Accordingly, Non-Party John H. Dannecker's Objection, Motion to Quash, and/or Motion for Protective Order (Dkt. 43) is GRANTED. The Subpoena Duces Tecum (Dkt. 43-1) is quashed.

DONE AND ORDERED.

FootNotes


1. In 2010, JGI and Bankers executed a Producer Agreement whereby Bankers was to compensate JGI for soliciting and issuing surety bonds and collecting premiums on Bankers' behalf. (Dkt. 1 ¶¶ 9-10). On April 24, 2015, JGI sued Bankers in Massachusetts District Court. (Id. ¶ 11). Bankers sued Plaintiffs in the Middle District of Florida, five days later. (Id. ¶ 12). The parties commenced arbitration in both cases and mediated on December 1, 2015, which resulted in the execution of a written mediation settlement agreement. (Id. ¶¶ 13, 17; Dkt. 9-1).

Plaintiffs' Complaint alleges claims for breach of the settlement agreement, breach of implied covenant of good faith and fair dealing, tortious interference, declaratory judgment, and breach of oral contract against Bankers, and fraud in the inducement and negligent misrepresentation against all defendants. (Dkt. 1). Bankers filed a breach of contract counterclaim against JGI. (Dkt. 9).

2. The issue of whether communications made by Southey and Kesneck at the mediation are confidential and privileged is also the subject of a motion to dismiss (Dkt. 12) and a motion for sanctions (Dkt. 17).
3. Defendants assert that they were "forced" to subpoena Dannecker, given Plaintiffs' allegations about what was said at the mediation, yet agree not to ask Dannecker questions about what transpired during mediation. (Dkt. 50 at 4). The purpose of the subpoena is therefore unclear.
4. Plaintiffs have not served any discovery on the mediator. (Dkt. 46 at 1 n.1). And Plaintiffs' counsel withdrew on July 12, 2016. As a corporation, James Gorman Insurance, Inc. cannot proceed pro se.
5. Local Rule 9.07(b) provides: All proceedings of the mediation conference, including statements made by any party, attorney, or other participant, are privileged in all respects. The proceedings may not be reported, recorded, placed into evidence, made known to the trial court or jury, or construed for any purpose as an admission against interest. A party is not bound by anything said or done at the conference, unless a settlement is reached.

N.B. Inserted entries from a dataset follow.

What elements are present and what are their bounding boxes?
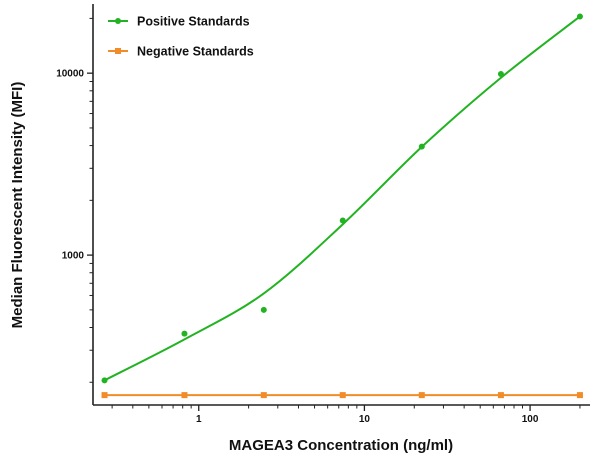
data-point-positive-standards — [101, 377, 108, 384]
y-tick-label-1000: 1000 — [62, 251, 85, 262]
legend: Positive Standards Negative Standards — [108, 15, 254, 59]
data-point-positive-standards — [576, 13, 583, 20]
data-point-negative-standards — [576, 392, 583, 399]
data-point-positive-standards — [418, 143, 425, 150]
series-positive-standards — [101, 13, 583, 384]
x-tick-label-10: 10 — [359, 414, 371, 425]
legend-label-negative-standards: Negative Standards — [137, 45, 254, 59]
x-tick-label-100: 100 — [522, 414, 539, 425]
legend-item-negative-standards: Negative Standards — [108, 45, 254, 59]
data-point-negative-standards — [339, 392, 346, 399]
y-axis-ticks: 1000 10000 — [56, 17, 93, 383]
data-point-negative-standards — [418, 392, 425, 399]
legend-marker-negative-standards — [115, 48, 121, 54]
legend-item-positive-standards: Positive Standards — [108, 15, 250, 29]
data-point-negative-standards — [181, 392, 188, 399]
x-axis-ticks: 1 10 100 — [111, 405, 581, 425]
series-negative-standards — [101, 392, 583, 399]
x-axis-title: MAGEA3 Concentration (ng/ml) — [229, 437, 453, 454]
data-point-negative-standards — [260, 392, 267, 399]
fit-curve-positive-standards — [104, 15, 581, 382]
y-tick-label-10000: 10000 — [56, 69, 84, 80]
data-point-positive-standards — [181, 330, 188, 337]
x-tick-label-1: 1 — [196, 414, 202, 425]
data-point-negative-standards — [101, 392, 108, 399]
y-axis-title: Median Fluorescent Intensity (MFI) — [9, 82, 26, 329]
data-point-positive-standards — [260, 306, 267, 313]
data-point-positive-standards — [497, 70, 504, 77]
data-point-negative-standards — [497, 392, 504, 399]
data-point-positive-standards — [339, 217, 346, 224]
legend-label-positive-standards: Positive Standards — [137, 15, 250, 29]
legend-marker-positive-standards — [115, 18, 121, 24]
plot-area — [101, 13, 583, 399]
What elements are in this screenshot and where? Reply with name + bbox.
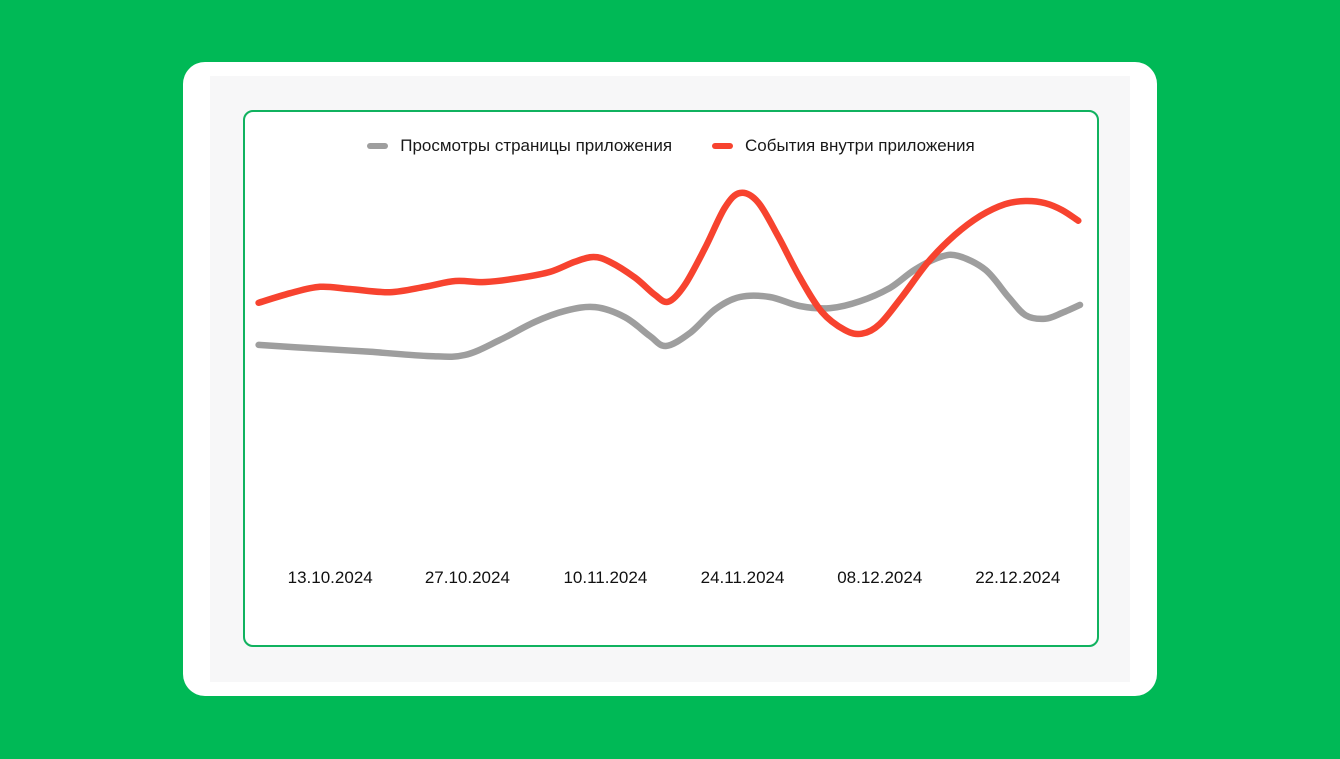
page-views-series-swatch-icon: [367, 143, 389, 149]
legend-item-in-app-events[interactable]: События внутри приложения: [712, 136, 975, 156]
legend-item-page-views[interactable]: Просмотры страницы приложения: [367, 136, 672, 156]
chart-panel: 13.10.2024 27.10.2024 10.11.2024 24.11.2024…: [243, 110, 1099, 647]
chart-surface: 13.10.2024 27.10.2024 10.11.2024 24.11.2024…: [210, 76, 1130, 682]
legend-label-in-app-events: События внутри приложения: [745, 136, 975, 155]
app-card: 13.10.2024 27.10.2024 10.11.2024 24.11.2024…: [183, 62, 1157, 696]
in-app-events-series-swatch-icon: [712, 143, 734, 149]
legend-label-page-views: Просмотры страницы приложения: [400, 136, 673, 155]
series-line-0: [255, 251, 1084, 360]
line-chart: [255, 189, 1084, 360]
series-line-1: [255, 189, 1082, 338]
chart-legend: Просмотры страницы приложения События вн…: [245, 136, 1097, 156]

This rule also seems to contemplate disclosure of mediation communication to non-participants. And, although "local rules are valid and binding on the parties, their enforcement must be tempered with due consideration of the circumstances." Cohen v. Carnival Cruise Lines, Inc., 782 F.2d 923, 924 (11th Cir. 1986).

6. Cf. Bowdler v. State Farm Mut. Auto. Ins. Co., No. 2:13-CV-539-FTM-38, 2014 WL 2700672, at *2-3 (M.D. Fla. June 13, 2014) (activity logs containing summaries and analyses of communications during the underlying mediation fell outside the mediation privilege because Plaintiff his counsel participated in the mediation); MapleWood Partners, L.P. v. Indian Harbor Ins. Co., 295 F.R.D. 550, 626 (S.D. Fla. 2013) (mediation privilege did not extend to plaintiff's documents from a mediation with defendant in a previously litigated case); Altheim v. GEICO Gen. Ins. Co., No. 8:10-CV-156-T-24TBM, 2010 WL 5092721, at *1 (M.D. Fla. Dec. 8, 2010) (ordering communications designated as mediation communications be produced).